Is the transcendent important for modern Buddhism? Let me stop here before I answer this question. First of all, what do I mean by the transcendent? Based on several dictionary definitions, the transcendent refers to that which is beyond ordinary experience and scientific explanation. In Buddhism, the transcendent would be independent and separate from the psychophysical body (i.e., the five skandhas). Specifically, this would be the self or liberated spirit (cetovimutta). This is demonstrated in many discourses in which we learn that the self of the disciple is not connected with the psychophysical body.
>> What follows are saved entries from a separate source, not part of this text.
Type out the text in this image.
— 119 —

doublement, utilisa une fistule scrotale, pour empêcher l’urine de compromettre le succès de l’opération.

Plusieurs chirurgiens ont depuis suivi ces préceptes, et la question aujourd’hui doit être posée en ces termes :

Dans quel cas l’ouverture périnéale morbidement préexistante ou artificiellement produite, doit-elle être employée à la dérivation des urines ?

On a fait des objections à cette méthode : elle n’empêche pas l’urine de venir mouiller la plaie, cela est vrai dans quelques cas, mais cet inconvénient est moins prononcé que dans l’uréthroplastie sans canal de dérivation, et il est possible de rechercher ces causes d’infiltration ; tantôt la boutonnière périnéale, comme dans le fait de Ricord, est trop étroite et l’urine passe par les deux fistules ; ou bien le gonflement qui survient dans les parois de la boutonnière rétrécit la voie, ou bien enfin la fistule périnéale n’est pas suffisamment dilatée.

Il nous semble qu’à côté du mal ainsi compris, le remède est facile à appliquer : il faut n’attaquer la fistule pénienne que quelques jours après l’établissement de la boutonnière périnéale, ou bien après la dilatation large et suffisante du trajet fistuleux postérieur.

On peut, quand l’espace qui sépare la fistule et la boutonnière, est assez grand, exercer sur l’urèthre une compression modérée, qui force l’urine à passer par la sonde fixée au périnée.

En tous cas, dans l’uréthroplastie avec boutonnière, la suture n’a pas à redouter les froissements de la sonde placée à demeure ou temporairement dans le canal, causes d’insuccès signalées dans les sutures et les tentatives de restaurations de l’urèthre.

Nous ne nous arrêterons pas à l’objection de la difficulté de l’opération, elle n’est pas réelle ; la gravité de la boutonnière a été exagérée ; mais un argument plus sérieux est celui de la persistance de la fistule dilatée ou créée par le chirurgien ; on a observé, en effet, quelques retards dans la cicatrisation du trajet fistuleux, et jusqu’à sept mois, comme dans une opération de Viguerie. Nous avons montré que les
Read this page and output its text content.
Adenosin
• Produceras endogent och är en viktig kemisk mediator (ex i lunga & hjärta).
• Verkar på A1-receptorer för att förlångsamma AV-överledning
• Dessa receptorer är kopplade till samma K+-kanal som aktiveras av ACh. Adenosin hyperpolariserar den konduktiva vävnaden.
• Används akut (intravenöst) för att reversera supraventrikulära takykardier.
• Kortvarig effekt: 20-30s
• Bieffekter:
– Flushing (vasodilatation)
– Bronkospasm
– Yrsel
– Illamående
Getting back to the original question, my answer is no. The transcendent is almost always ignored by the most popular and modern forms of Buddhism especially secular Buddhism which views the transcendent as having indirect reference to deity or a religious absolute.
The modern position is certainly not in keeping with what the Buddha taught. One can only defend such a position by ignoring most of what the Buddha taught with regard to the transcendent, for example, that nirvana is eternally beyond the pale of causes and conditions (Pande, Origins of Buddhism, 451). Or nirvana is understood to be also eternal, changeless, immortal, transphenomenal, beyond thought, etc. (Pande, Origins of Buddhism, 473–74).
In addition, the personal realization of nirvana by the inmost self (paccattam) seems to be all but ignored along with the self being purified (visuddhamattânam) and the self being liberated (vimuttamattânam), liberation also being the meaning of nirvana which, incidentally, has no connection with the psychophysical body.
What the modern Buddhist is left with, sans the transcendent, is really nothing in the way of true Buddhism; certainly nothing in the way to the beyond or parâyana. Such Buddhism is sham Buddhism taught by teachers who need to actually read what the Buddha taught; not making assumptions. The big loser in all of this is the beginner who is learning the wrong stuff that, sooner or later, will have to be dropped if he or she wishes to realize the right stuff.
Failure to see and to teach the transcendent underscores Western culture’s current love affair with materialism. Materialism also serves to ground Western culture in evil in which there is a decisive loss of the individual’s sense of spirit which opens to the transcendent.
My master told me;
"In all things, whether they are seen as good or bad, courage is doing what you are afraid to do. Courage in itself is nothing. It is but the determined mind, becoming perfectly one with the challenge, that is everything.
If you seek the dharma of our Lord Buddha, you need to muster up the very same oneness with the buddha nature we speak of in our sect. You need to discover and become one with this Buddha nature in order to know and see what Buddhas knows and sees, and worldlings do not."